Mars 1962. Les accords d’Evian aboutissant à un cessez-le-feu n’ont pas été signés depuis huit jours qu’éclate la fusillade de la rue d’Isly. Tournant à la panique pour une raison indéterminée, une manifestation de civils favorables à l’Algérie française est mitraillée par des soldats tricolores. Des dizaines de morts et deux centaines de blessés tombent sur le pavé d’Alger. A son grand désarroi, l’avocat frais émoulu Adam El Hachemi Aït Amar, tout entier à ses idéaux d’une Algérie indépendante rassemblant démocratiquement habitants de souche et immigrés français, se voit confier la défense d’Emilienne Postorino, une fervente partisane de l’Algérie française, accusée d’avoir déclenché la panique et le massacre en tirant la première.
Ajouté à la perspective quasi certaine de l’indépendance – un référendum d’autodétermination doit avoir lieu dans trois mois –, cet épisode qui, entre attentats de l’OAS et du FLN, enlèvements et assassinats, vient renchérir sur le climat de violence, précipite l’exode massif de ceux que l’on appellera pieds-noirs et harkis. C’est donc dans un contexte plus que jamais tourmenté qu’Adam, déchiré entre convictions personnelles, éthique professionnelle et inquiétude pour son père vaquant à de mystérieuses affaires dans sa campagne, doit décider quel parti adopter.

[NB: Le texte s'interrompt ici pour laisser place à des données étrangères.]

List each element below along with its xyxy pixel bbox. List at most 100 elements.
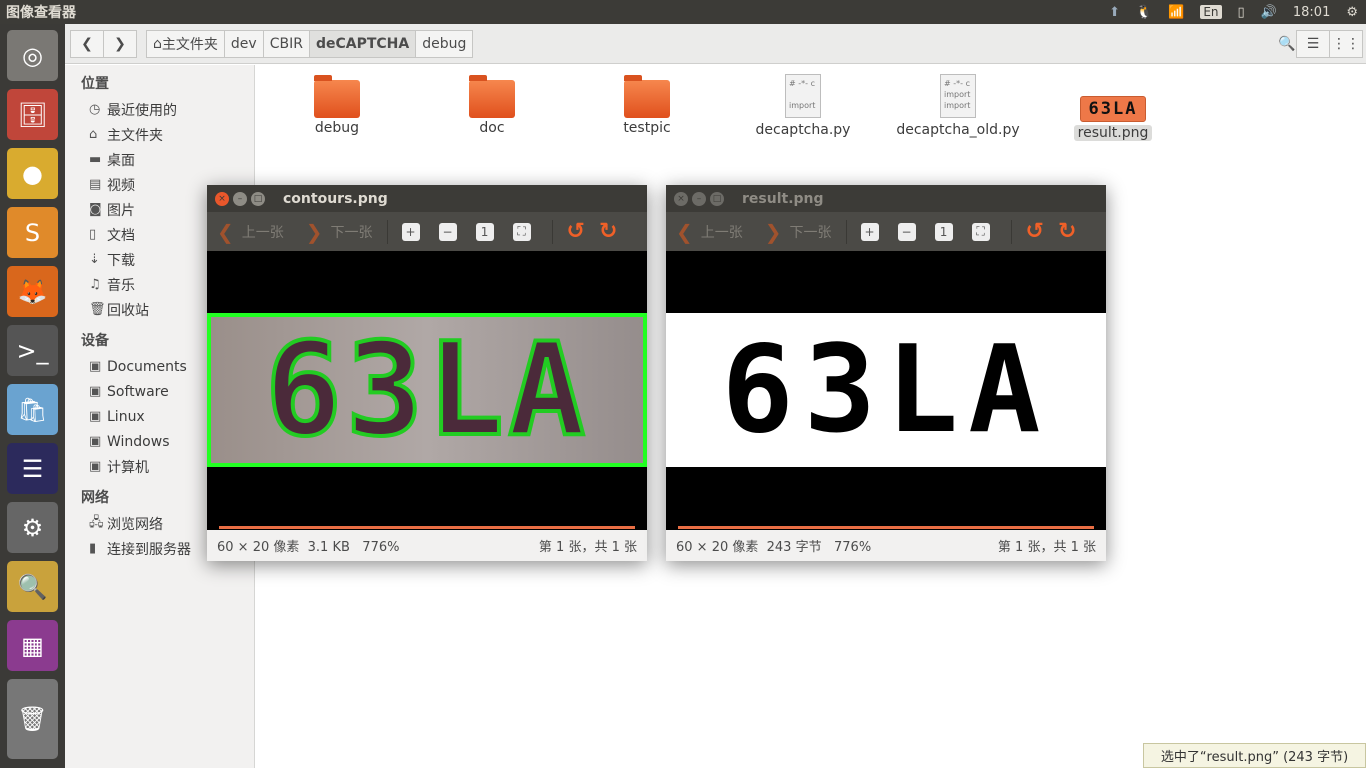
- eclipse-icon[interactable]: ☰: [7, 443, 58, 494]
- update-icon[interactable]: ⬆: [1109, 5, 1120, 20]
- sidebar-item-label: 桌面: [107, 152, 135, 169]
- minimize-button[interactable]: –: [233, 191, 247, 206]
- normal-size-icon[interactable]: 1: [475, 222, 494, 241]
- image-thumbnail: 63LA: [1080, 96, 1146, 122]
- sublime-text-icon[interactable]: S: [7, 207, 58, 258]
- previous-button[interactable]: 上一张: [701, 222, 743, 242]
- file-size: 3.1 KB: [307, 540, 350, 555]
- rotate-right-icon[interactable]: ↻: [599, 219, 617, 244]
- viewer-toolbar: ❮ 上一张 ❯ 下一张 + −1 ⛶ ↺ ↻: [666, 212, 1106, 251]
- breadcrumb-label: 主文件夹: [161, 36, 218, 53]
- folder-icon: [469, 75, 515, 118]
- software-center-icon[interactable]: 🛍: [7, 384, 58, 435]
- next-arrow-icon[interactable]: ❯: [765, 220, 782, 244]
- sidebar-item-label: 下载: [107, 252, 135, 269]
- home-icon: ⌂: [153, 35, 162, 52]
- file-item[interactable]: testpic: [577, 72, 717, 136]
- breadcrumb-item[interactable]: ⌂ 主文件夹: [146, 29, 225, 58]
- previous-button[interactable]: 上一张: [242, 222, 284, 242]
- sidebar-item[interactable]: ◷ 最近使用的: [65, 97, 254, 122]
- previous-arrow-icon[interactable]: ❮: [676, 220, 693, 244]
- previous-arrow-icon[interactable]: ❮: [217, 220, 234, 244]
- file-item[interactable]: # -*- c import import decaptcha_old.py: [888, 72, 1028, 138]
- trash-icon[interactable]: 🗑: [7, 679, 58, 759]
- image-viewer-icon[interactable]: 🔍: [7, 561, 58, 612]
- breadcrumb-item[interactable]: deCAPTCHA: [308, 29, 417, 58]
- next-arrow-icon[interactable]: ❯: [306, 220, 323, 244]
- mouse-icon[interactable]: ▯: [1238, 5, 1245, 20]
- files-icon[interactable]: 🗄: [7, 89, 58, 140]
- image-viewer-window: × – □ contours.png ❮ 上一张 ❯ 下一张 + −1 ⛶ ↺ ↻ 63LA 60 × 20…: [207, 185, 647, 561]
- sidebar-item[interactable]: ⌂ 主文件夹: [65, 122, 254, 147]
- zoom-level: 776%: [362, 540, 400, 555]
- file-manager-toolbar: ❮ ❯ ⌂ 主文件夹 dev CBIR deCAPTCHA debug 🔍 ☰ ⋮⋮: [65, 24, 1366, 64]
- maximize-button[interactable]: □: [710, 191, 724, 206]
- file-name: decaptcha.py: [755, 122, 851, 138]
- breadcrumb-item[interactable]: CBIR: [262, 29, 310, 58]
- sidebar-item[interactable]: ▬ 桌面: [65, 147, 254, 172]
- sidebar-item-label: 浏览网络: [107, 516, 163, 533]
- breadcrumb-item[interactable]: debug: [415, 29, 474, 58]
- forward-button[interactable]: ❯: [103, 29, 137, 58]
- image-scrollbar[interactable]: [219, 526, 635, 529]
- penguin-icon[interactable]: 🐧: [1136, 5, 1152, 20]
- file-item[interactable]: 63LA result.png: [1043, 72, 1183, 141]
- file-item[interactable]: debug: [267, 72, 407, 136]
- minimize-button[interactable]: –: [692, 191, 706, 206]
- terminal-icon[interactable]: >_: [7, 325, 58, 376]
- launcher: ◎ 🗄 ● S 🦊 >_ 🛍 ☰ ⚙ 🔍 ▦ 🗑: [0, 24, 65, 768]
- rotate-left-icon[interactable]: ↺: [1026, 219, 1044, 244]
- image-view[interactable]: 63LA: [666, 251, 1106, 530]
- file-name: debug: [314, 120, 360, 136]
- wifi-icon[interactable]: 📶: [1168, 5, 1184, 20]
- zoom-in-icon[interactable]: +: [401, 222, 420, 241]
- file-item[interactable]: # -*- c import decaptcha.py: [733, 72, 873, 138]
- system-settings-icon[interactable]: ⚙: [7, 502, 58, 553]
- sidebar-item-label: 图片: [107, 202, 135, 219]
- folder-icon: [314, 75, 360, 118]
- normal-size-icon[interactable]: 1: [934, 222, 953, 241]
- image-scrollbar[interactable]: [678, 526, 1094, 529]
- input-method-indicator[interactable]: En: [1200, 5, 1222, 19]
- close-button[interactable]: ×: [674, 191, 688, 206]
- viewer-statusbar: 60 × 20 像素 243 字节 776% 第 1 张，共 1 张: [666, 530, 1106, 561]
- best-fit-icon[interactable]: ⛶: [512, 222, 531, 241]
- title-bar: × – □ contours.png: [207, 185, 647, 212]
- zoom-in-icon[interactable]: +: [860, 222, 879, 241]
- sidebar-item-label: 最近使用的: [107, 102, 177, 119]
- zoom-out-icon[interactable]: −: [438, 222, 457, 241]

« Il y a trois sortes d’avocats : ceux qui se soumettent aux lois, au-dessus ceux qui les refusent, au-delà ceux qui s’en imposent. Débrouillez-vous avec ça, mon cher confrère. Pardon, j’en oublie une, les avocats hors-la-loi, ceux qui n’écoutent que la loi de leur cœur. » Pour notre personnage capable de se garder de tout manichéisme dans un environnement pourtant dramatiquement clivé, ce sera donc la voie du coeur, sans haine et avec la prise de recul autorisant une pondération lucide et douce-amère. Lui qui a dû fuir Paris pour échapper à la conscription ne sait que trop ce que déracinement veut dire et saura reconnaître aussi bien les torts et travers réciproques que l’intensité des drames vécus de part et d’autre.
Immersif et rythmé, le récit très cinématographique embarque efficacement le lecteur dans ses péripéties historiques. Et même si les épisodes relatifs au père finissent, dans leur improbable conclusion, par verser dans l’outrance mélodramatique, l’on se laisse volontiers séduire par cette histoire si bien contée qui sait avec intelligence et empathie souligner responsabilités et souffrances de chaque camp. A noter qu’il n’est pas besoin d’avoir lu les précédents tomes de la saga pour apprécier celui-ci.